Preparing for Difficult Dialogue

Most difficult interactions aren’t ones you anticipate, but once in a while you know a dialogue will be difficult and have time to prepare. In those cases, you can use these six contemplation points:

  1. Anchoring and staying grounded

  2. Boundaries

  3. Thoughts and beliefs

  4. Stuckness or attachment

  5. Feelings and needs

  6. Requests

Ask and answer the following questions for each contemplation point:

  1. Anchoring and staying grounded

    1. Are there any tender needs or particular types of reactivity that might get triggered for me?

    2. What anchor will I engage to manage reactivity and stay grounded?

    3. Are there any regulation strategies I want to use? For example, having this dialogue while walking in nature.

  1. Boundaries

    1. What topic or situation am I willing to talk about?

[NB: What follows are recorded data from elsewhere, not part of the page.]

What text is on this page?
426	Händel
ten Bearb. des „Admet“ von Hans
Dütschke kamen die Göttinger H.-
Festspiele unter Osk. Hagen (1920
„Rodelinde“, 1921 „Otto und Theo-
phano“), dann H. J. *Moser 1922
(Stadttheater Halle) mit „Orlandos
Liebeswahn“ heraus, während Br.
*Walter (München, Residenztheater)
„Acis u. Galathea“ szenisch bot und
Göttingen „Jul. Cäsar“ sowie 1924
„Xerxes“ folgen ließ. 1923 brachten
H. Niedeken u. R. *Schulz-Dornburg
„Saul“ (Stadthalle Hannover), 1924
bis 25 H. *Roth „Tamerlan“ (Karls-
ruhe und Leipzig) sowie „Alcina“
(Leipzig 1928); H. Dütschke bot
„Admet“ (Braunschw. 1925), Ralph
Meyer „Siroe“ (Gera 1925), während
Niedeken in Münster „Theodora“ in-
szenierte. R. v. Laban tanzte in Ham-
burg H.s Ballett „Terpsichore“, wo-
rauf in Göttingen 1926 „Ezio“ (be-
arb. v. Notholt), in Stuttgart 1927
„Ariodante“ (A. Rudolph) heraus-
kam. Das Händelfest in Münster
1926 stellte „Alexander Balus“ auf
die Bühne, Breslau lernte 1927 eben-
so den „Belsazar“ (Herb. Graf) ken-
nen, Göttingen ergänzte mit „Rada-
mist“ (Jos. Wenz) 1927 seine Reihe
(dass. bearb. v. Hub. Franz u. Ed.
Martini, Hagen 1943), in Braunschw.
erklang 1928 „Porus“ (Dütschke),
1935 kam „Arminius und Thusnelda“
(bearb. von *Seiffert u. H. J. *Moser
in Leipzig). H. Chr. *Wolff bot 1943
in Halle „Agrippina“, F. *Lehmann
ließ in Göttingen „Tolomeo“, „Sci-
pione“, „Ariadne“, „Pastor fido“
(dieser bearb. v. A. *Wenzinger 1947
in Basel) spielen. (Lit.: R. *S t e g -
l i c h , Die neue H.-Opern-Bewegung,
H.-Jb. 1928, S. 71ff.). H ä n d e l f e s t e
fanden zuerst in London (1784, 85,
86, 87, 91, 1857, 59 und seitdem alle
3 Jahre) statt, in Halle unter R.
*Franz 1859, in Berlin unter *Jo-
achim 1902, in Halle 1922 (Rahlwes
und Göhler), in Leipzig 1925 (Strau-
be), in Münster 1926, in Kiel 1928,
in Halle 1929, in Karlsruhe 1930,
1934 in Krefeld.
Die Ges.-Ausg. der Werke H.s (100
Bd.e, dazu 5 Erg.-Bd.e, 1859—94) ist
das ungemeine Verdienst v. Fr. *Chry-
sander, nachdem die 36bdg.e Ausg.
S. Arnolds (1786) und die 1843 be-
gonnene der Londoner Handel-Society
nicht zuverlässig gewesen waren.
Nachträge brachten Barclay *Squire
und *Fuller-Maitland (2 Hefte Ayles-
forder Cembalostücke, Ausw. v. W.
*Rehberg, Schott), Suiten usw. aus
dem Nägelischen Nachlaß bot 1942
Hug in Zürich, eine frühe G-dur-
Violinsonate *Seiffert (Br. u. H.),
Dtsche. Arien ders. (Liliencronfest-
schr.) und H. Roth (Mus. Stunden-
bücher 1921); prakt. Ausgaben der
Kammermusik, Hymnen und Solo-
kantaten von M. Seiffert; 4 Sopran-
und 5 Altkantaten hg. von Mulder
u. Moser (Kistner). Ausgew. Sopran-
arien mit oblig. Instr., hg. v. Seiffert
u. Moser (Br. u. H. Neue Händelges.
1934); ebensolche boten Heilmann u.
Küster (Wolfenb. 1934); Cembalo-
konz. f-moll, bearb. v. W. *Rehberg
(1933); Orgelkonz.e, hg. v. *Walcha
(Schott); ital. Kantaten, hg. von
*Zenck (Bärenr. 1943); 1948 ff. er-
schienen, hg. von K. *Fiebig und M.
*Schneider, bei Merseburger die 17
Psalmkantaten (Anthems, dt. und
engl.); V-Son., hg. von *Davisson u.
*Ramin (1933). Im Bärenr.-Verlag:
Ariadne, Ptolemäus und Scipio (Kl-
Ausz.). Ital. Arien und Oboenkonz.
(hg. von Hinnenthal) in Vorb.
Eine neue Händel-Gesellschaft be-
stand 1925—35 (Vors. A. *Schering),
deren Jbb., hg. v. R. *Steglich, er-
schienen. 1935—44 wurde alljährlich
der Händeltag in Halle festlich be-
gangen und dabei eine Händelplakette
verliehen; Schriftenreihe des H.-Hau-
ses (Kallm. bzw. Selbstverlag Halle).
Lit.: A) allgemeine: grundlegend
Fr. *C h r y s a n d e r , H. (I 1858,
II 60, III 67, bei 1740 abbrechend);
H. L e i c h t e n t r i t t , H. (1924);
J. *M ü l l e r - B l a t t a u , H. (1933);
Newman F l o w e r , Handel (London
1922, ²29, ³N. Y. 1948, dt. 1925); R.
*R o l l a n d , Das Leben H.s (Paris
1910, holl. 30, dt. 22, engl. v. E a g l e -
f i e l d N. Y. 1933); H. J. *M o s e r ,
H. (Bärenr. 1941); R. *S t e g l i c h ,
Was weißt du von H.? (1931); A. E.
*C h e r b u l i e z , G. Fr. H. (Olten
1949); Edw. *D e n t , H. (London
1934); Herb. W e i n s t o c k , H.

    2. How much time am I willing to give for this dialogue?

    3. How will I set a boundary if the other person veers into things that I don’t wish to discuss or if the dialogue is approaching my time limit?

    4. What are my non-negotiables in this situation?

  2. Thoughts and beliefs

    1. What am I thinking or believing about the situation or the other person that may be reactive or simply not true?

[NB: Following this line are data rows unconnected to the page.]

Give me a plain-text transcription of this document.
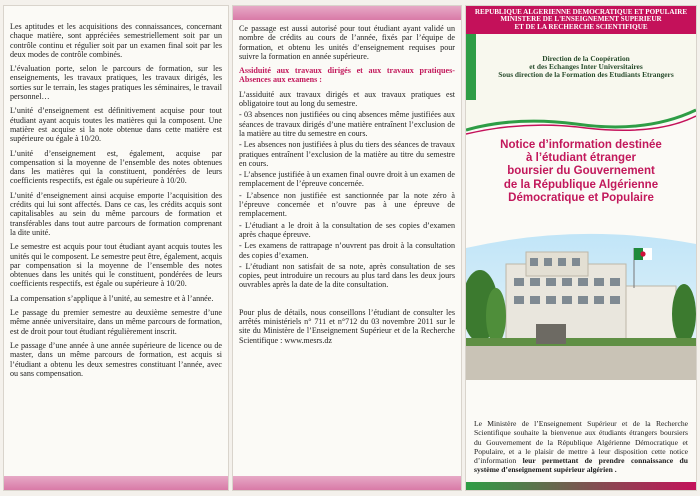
Les aptitudes et les acquisitions des connaissances, concernant chaque matière, sont appréciées semestriellement soit par un contrôle continu et régulier soit par un examen final soit par les deux modes de contrôle combinés.

L’évaluation porte, selon le parcours de formation, sur les enseignements, les travaux pratiques, les travaux dirigés, les sorties sur le terrain, les stages pratiques les séminaires, le travail personnel…

L’unité d’enseignement est définitivement acquise pour tout étudiant ayant acquis toutes les matières qui la composent. Une matière est acquise si la note obtenue dans cette matière est supérieure ou égale à 10/20.

L’unité d’enseignement est, également, acquise par compensation si la moyenne de l’ensemble des notes obtenues dans les matières qui la constituent, pondérées de leurs coefficients respectifs, est égale ou supérieure à 10/20.

L’unité d’enseignement ainsi acquise emporte l’acquisition des crédits qui lui sont affectés. Dans ce cas, les crédits acquis sont capitalisables au sein du même parcours de formation et transférables dans tout autre parcours de formation comprenant la dite unité.

Le semestre est acquis pour tout étudiant ayant acquis toutes les unités qui le composent. Le semestre peut être, également, acquis par compensation si la moyenne de l’ensemble des notes obtenues dans les unités qui le constituent, pondérées de leurs coefficients respectifs, est égale ou supérieure à 10/20.

La compensation s’applique à l’unité, au semestre et à l’année.

Le passage du premier semestre au deuxième semestre d’une même année universitaire, dans un même parcours de formation, est de droit pour tout étudiant régulièrement inscrit.

Le passage d’une année à une année supérieure de licence ou de master, dans un même parcours de formation, est acquis si l’étudiant a obtenu les deux semestres constituant l’année, avec ou sans compensation.

Ce passage est aussi autorisé pour tout étudiant ayant validé un nombre de crédits au cours de l’année, fixés par l’équipe de formation, et obtenu les unités d’enseignement requises pour suivre la formation en année supérieure.

Assiduité aux travaux dirigés et aux travaux pratiques- Absences aux examens :

L’assiduité aux travaux dirigés et aux travaux pratiques est obligatoire tout au long du semestre.

- 03 absences non justifiées ou cinq absences même justifiées aux séances de travaux dirigés d’une matière entraînent l’exclusion de la matière au titre du semestre en cours.

- Les absences non justifiées à plus du tiers des séances de travaux pratiques entraînent l’exclusion de la matière au titre du semestre en cours.

- L’absence justifiée à un examen final ouvre droit à un examen de remplacement de l’épreuve concernée.

- L’absence non justifiée est sanctionnée par la note zéro à l’épreuve concernée et n’ouvre pas à une épreuve de remplacement.

- L’étudiant a le droit à la consultation de ses copies d’examen après chaque épreuve.

- Les examens de rattrapage n’ouvrent pas droit à la consultation des copies d’examen.

- L’étudiant non satisfait de sa note, après consultation de ses copies, peut introduire un recours au plus tard dans les deux jours ouvrables après la date de la dite consultation.

Pour plus de détails, nous conseillons l’étudiant de consulter les arrêtés ministériels n° 711 et n°712 du 03 novembre 2011 sur le site du Ministère de l’Enseignement Supérieur et de la Recherche Scientifique : www.mesrs.dz

REPUBLIQUE ALGERIENNE DEMOCRATIQUE ET POPULAIRE
MINISTERE DE L'ENSEIGNEMENT SUPERIEUR
ET DE LA RECHERCHE SCIENTIFIQUE
Direction de la Coopération
et des Echanges Inter Universitaires
Sous direction de la Formation des Etudiants Etrangers
Notice d’information destinée
à l’étudiant étranger
boursier du Gouvernement
de la République Algérienne
Démocratique et Populaire
Le Ministère de l’Enseignement Supérieur et de la Recherche Scientifique souhaite la bienvenue aux étudiants étrangers boursiers du Gouvernement de la République Algérienne Démocratique et Populaire, et a le plaisir de mettre à leur disposition cette notice d’information leur permettant de prendre connaissance du système d’enseignement supérieur algérien .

    2. What else could I think or believe?

  3. Stuckness or attachment

    1. How can I release an impulse to prove that my view, memory of the situation, or opinion is the right one?*

    2. Where am I attached to a certain agenda or strategy?

    3. How can I release my grip on particular agendas or strategies?*

    4. Do I have hidden agendas? For example, “In my heart, I want my father to say he is proud of me and that he is sorry for not seeing me all these years.”

  4. Feelings and needs

    1. What feelings and needs are alive for me? Relative to the situation? Relative to my anticipation of the other person’s response? Relative to the outcome I am wanting?

    2. What is my guess about the feelings and needs alive for the other person?

    3. What is my guess about the other person’s ability to meet the needs I hope to have met by them?

  5. Requests

    1. What requests do I have?

    2. What needs are connected to each request?

    3. What requests do I guess the other person will have? What needs do I guess are connected to their possible requests?

As you look through these contemplation points, preparing for dialogue might seem like a very big job. This is true. Effective and connected dialogue requires significant self-awareness, mindfulness, and skill. It may also be true that you are particularly aware and mindful of many of the points above. In that case, what may be most salient for you is to focus on the points that most often escape your awareness.


Take a moment now to review the contemplation points above. What do you already do consistently? What is one thing you would like to remember for the next difficult dialogue?